If your spa is to reach its revenue budget, two things have to happen. As mentioned in our newsletter, you have to set accurate goals for sales production. (We call these Contributions, since “quota” is a dirty word to Spa Folk.) We know that we have to gross the number up to account for the fact that our workers will only complete a portion of their assigned schedule. Depending on how lax or strict you are about unpaid time off, this number can range from 10-30%.

As I mentioned, our employees have been working, on average, 80% of their scheduled time. Imagine, only having 80% of your workforce on hand, but setting their sales contribution as though they were on hand for 100% of their shifts.
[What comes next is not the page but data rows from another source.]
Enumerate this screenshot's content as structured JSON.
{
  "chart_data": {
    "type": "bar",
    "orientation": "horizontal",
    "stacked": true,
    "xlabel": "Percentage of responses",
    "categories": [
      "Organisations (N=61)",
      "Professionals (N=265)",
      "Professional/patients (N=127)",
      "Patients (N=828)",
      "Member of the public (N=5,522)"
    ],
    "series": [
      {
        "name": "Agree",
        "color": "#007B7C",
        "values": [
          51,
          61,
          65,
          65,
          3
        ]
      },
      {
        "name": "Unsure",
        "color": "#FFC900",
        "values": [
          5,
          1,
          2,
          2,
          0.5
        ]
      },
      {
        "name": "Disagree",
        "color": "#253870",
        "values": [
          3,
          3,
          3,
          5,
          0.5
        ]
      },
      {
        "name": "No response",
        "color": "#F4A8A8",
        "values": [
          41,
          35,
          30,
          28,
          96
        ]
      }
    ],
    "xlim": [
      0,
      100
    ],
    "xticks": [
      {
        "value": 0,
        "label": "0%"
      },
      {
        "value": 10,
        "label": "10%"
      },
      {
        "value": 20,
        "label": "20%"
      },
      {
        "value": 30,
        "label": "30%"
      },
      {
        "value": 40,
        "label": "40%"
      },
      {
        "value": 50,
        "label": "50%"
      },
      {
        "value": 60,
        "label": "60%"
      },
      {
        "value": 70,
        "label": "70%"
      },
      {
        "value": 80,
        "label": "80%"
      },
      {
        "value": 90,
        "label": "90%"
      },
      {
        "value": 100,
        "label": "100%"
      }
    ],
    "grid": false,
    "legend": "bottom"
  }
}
When you’re in the hands-on Personal Services business, it’s not going to happen. You’re going to miss your goals.

A tremendous challenge for quality spa operators is the shortage of qualified employees. No spa I know has a vast talent pool of massage therapists, estheticians and nail care experts at the ready whenever they need a hand. Instead, well trained staff members are often feeling that they’re stretched a bit thin, and working more shifts than they prefer.

So how can you manage unpaid time off in a way that works for your team and your bottom line? Here are some basic ground rules.
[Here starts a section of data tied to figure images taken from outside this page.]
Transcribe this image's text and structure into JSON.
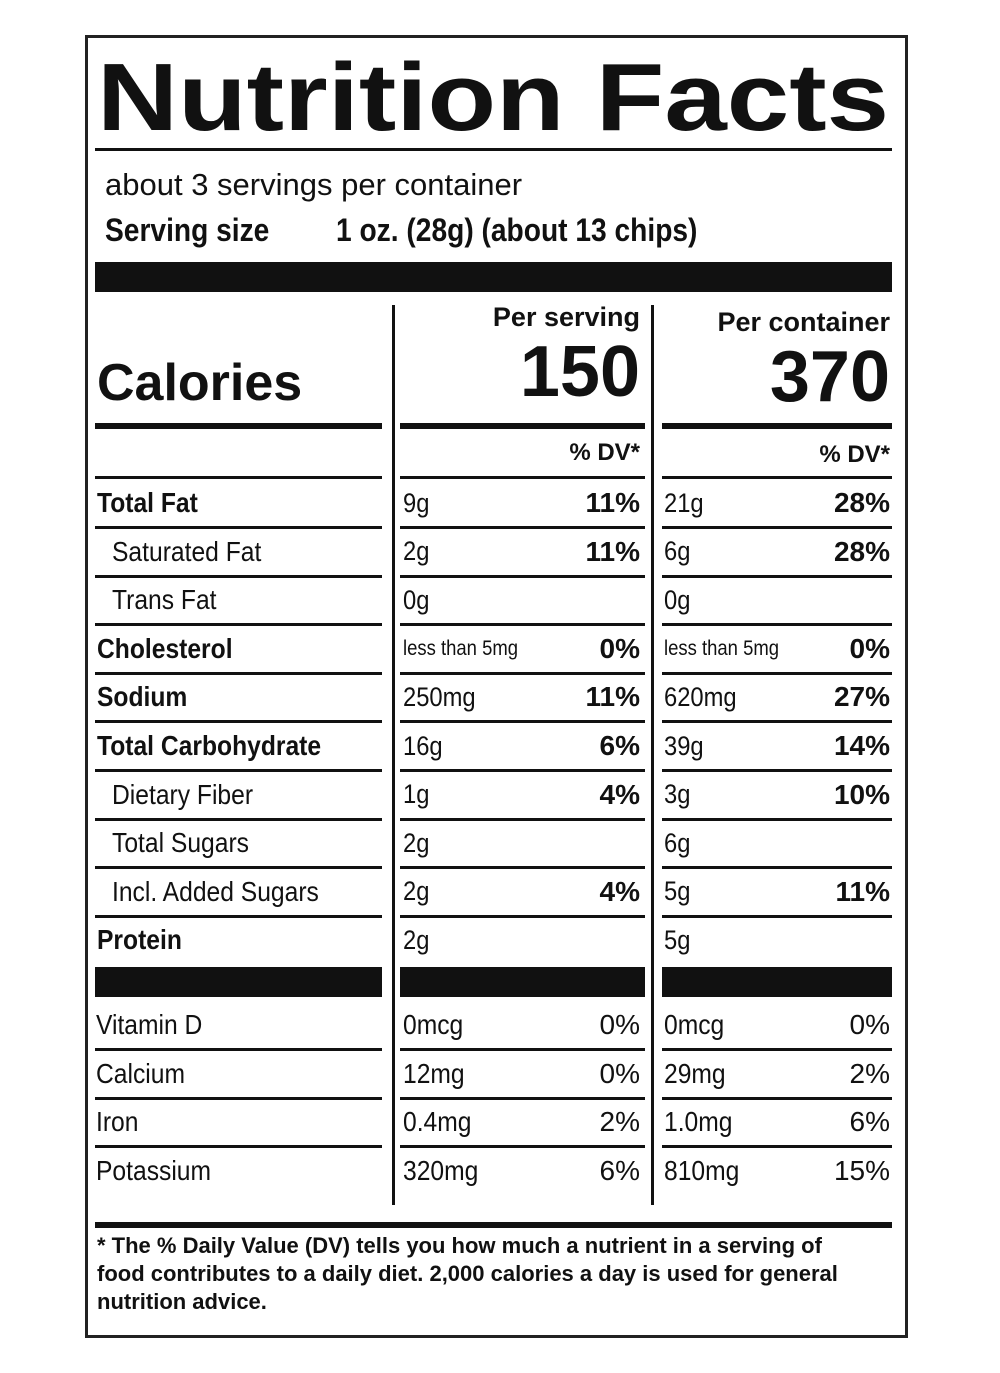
{
  "title": "Nutrition Facts",
  "servings": "about 3 servings per container",
  "serving_size": {
    "label": "Serving size",
    "value": "1 oz. (28g) (about 13 chips)"
  },
  "columns": {
    "serving": "Per serving",
    "container": "Per container"
  },
  "calories": {
    "label": "Calories",
    "serving": "150",
    "container": "370"
  },
  "dv_header": {
    "serving": "% DV*",
    "container": "% DV*"
  },
  "nutrients": [
    {
      "name": "Total Fat",
      "bold": true,
      "sub": false,
      "serving": "9g",
      "serving_dv": "11%",
      "container": "21g",
      "container_dv": "28%"
    },
    {
      "name": "Saturated Fat",
      "bold": false,
      "sub": true,
      "serving": "2g",
      "serving_dv": "11%",
      "container": "6g",
      "container_dv": "28%"
    },
    {
      "name": "Trans Fat",
      "bold": false,
      "sub": true,
      "serving": "0g",
      "container": "0g"
    },
    {
      "name": "Cholesterol",
      "bold": true,
      "sub": false,
      "serving": "less than 5mg",
      "serving_dv": "0%",
      "container": "less than 5mg",
      "container_dv": "0%"
    },
    {
      "name": "Sodium",
      "bold": true,
      "sub": false,
      "serving": "250mg",
      "serving_dv": "11%",
      "container": "620mg",
      "container_dv": "27%"
    },
    {
      "name": "Total Carbohydrate",
      "bold": true,
      "sub": false,
      "serving": "16g",
      "serving_dv": "6%",
      "container": "39g",
      "container_dv": "14%"
    },
    {
      "name": "Dietary Fiber",
      "bold": false,
      "sub": true,
      "serving": "1g",
      "serving_dv": "4%",
      "container": "3g",
      "container_dv": "10%"
    },
    {
      "name": "Total Sugars",
      "bold": false,
      "sub": true,
      "serving": "2g",
      "container": "6g"
    },
    {
      "name": "Incl. Added Sugars",
      "bold": false,
      "sub": true,
      "serving": "2g",
      "serving_dv": "4%",
      "container": "5g",
      "container_dv": "11%"
    },
    {
      "name": "Protein",
      "bold": true,
      "sub": false,
      "serving": "2g",
      "container": "5g"
    }
  ],
  "vitamins": [
    {
      "name": "Vitamin D",
      "serving": "0mcg",
      "serving_dv": "0%",
      "container": "0mcg",
      "container_dv": "0%"
    },
    {
      "name": "Calcium",
      "serving": "12mg",
      "serving_dv": "0%",
      "container": "29mg",
      "container_dv": "2%"
    },
    {
      "name": "Iron",
      "serving": "0.4mg",
      "serving_dv": "2%",
      "container": "1.0mg",
      "container_dv": "6%"
    },
    {
      "name": "Potassium",
      "serving": "320mg",
      "serving_dv": "6%",
      "container": "810mg",
      "container_dv": "15%"
    }
  ],
  "footnote": "* The % Daily Value (DV) tells you how much a nutrient in a serving of food contributes to a daily diet. 2,000 calories a day is used for general nutrition advice."
}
1. Set a limit on unpaid time off. You can’t afford not to. Make sure the amount of time is reasonable for both your company and your team. In our spa, the unpaid time off benefits are as follows:
- After 12 months, 5 unpaid days may be taken per year
- Years 2-5: 10 unpaid days may be taken per year
- Years 6-10: 15 unpaid days may be taken per year
This is based on a full time schedule. Part time employees receive fewer unpaid days off per year—remember, they’re working fewer days to begin with!
Remember that this time is in addition to vacation, sick and holiday pay.

2. Increase the benefit with seniority, but within reason. Those employees should have lots of regular requests.

3. It’s perfectly reasonable to ask that if an employee can’t commit to fulfilling their schedule within the parameters of your time off policies, then they should not obligate themselves to so many days to begin with. By committing to fewer scheduled days and picking up additional shifts to cover co-worker’s days off, they could end up with a similar outcome in terms of the number of total days worked, and the spa can have a more predictable way of generating revenue.
4. Enable employees to “bank” unpaid time off and build up their reserve by covering shifts for co-workers. This puts some control back in their hands.

5. Communicate to employees when they are running low on unpaid time off. Help them strategize about how to use their unpaid time off. If they’re used to an endless supply of unpaid time off, having new limits can be a rude awakening.

6. Say “no” when you have to. An employee who continuously consumes all their time off and still expects more is not committed to the same goals you are. You may think they’re invaluable, but upon closer examination, you may find that their contribution to your success is minimal.

Unpaid time off is a great benefit for workers in our industry. Just make sure that you receive enough bang for your buck—just because you don’t write a check doesn’t mean you’re not paying for it!